Common discontinuation symptoms from antidepressants include:
- Insomnia and sleep disturbances 4, 3
- Flu-like symptoms (fatigue, myalgia, chills) 4
- Dizziness and light-headedness 4
- Mood disturbances (anxiety, irritability, crying spells) 4
- Nausea 4
- These symptoms can last days to months and may be mistaken for depression relapse 3
Practical Tapering Approach
Based on the FDA guidance and general antidepressant discontinuation principles:
If on 300 mg: Decrease to 150 mg once daily and maintain for at least 1-2 weeks before considering complete discontinuation 1, 3
If on 150 mg: Consider maintaining this dose for 1-2 weeks, then either stopping or reducing frequency (e.g., every other day) for another week before complete cessation 3
Tapering duration: The process should occur over weeks, not days—antidepressant tapers should be carried out over weeks to months 3
Managing Discontinuation Symptoms
If withdrawal symptoms emerge:
- Restart the prior dose and taper even more slowly 3
- Provide symptomatic management as needed 3
- Reassure patients that mild symptoms are usually transient 4
Do not confuse discontinuation symptoms with depression relapse—this misdiagnosis can lead to unnecessary testing and treatment 4.
Critical Exceptions
Never taper during pregnancy without specialist consultation if the medication is being used for depression, as the risks of untreated depression must be weighed against medication risks 1.

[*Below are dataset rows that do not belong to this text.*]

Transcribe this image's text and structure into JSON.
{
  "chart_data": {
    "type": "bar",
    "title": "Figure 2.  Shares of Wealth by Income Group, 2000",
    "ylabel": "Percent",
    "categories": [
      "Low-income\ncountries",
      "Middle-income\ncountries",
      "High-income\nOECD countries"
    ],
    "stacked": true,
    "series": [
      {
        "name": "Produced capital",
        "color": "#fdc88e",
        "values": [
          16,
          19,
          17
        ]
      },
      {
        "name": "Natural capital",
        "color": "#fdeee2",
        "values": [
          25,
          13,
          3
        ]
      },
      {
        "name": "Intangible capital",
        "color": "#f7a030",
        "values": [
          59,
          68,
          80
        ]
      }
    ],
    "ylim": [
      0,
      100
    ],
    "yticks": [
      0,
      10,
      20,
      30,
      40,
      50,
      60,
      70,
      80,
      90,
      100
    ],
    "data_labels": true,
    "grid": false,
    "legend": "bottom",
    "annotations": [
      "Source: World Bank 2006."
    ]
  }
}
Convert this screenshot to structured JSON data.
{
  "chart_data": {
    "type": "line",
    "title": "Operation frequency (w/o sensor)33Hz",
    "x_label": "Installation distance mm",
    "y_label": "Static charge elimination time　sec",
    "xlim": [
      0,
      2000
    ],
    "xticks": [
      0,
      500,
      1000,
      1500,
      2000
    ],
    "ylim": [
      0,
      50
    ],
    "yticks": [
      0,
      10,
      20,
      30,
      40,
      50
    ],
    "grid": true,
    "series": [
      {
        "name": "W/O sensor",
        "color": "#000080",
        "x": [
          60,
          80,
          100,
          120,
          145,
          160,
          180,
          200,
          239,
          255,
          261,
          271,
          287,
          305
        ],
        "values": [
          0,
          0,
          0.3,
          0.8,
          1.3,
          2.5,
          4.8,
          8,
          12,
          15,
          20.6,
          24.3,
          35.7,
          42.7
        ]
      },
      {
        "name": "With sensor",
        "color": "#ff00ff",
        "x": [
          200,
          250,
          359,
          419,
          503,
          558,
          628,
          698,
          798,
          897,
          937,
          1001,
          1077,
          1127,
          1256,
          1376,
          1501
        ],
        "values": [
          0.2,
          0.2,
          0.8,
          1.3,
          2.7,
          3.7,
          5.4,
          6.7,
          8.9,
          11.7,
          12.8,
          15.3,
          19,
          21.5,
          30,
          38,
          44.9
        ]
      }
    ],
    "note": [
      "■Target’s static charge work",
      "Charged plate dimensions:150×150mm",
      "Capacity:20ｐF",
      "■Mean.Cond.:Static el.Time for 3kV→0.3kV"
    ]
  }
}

For Seasonal Affective Disorder specifically: The FDA recommends tapering in early spring when discontinuing after winter treatment 1.
Key Pitfall to Avoid
The most common error is stopping too abruptly, which can precipitate discontinuation symptoms that are distressing enough to cause missed work and decreased productivity 4. While bupropion may have less severe discontinuation symptoms than SSRIs (particularly paroxetine and venlafaxine, which have shorter half-lives) 4, the FDA's explicit tapering recommendation for the 300 mg dose indicates this is a necessary precaution.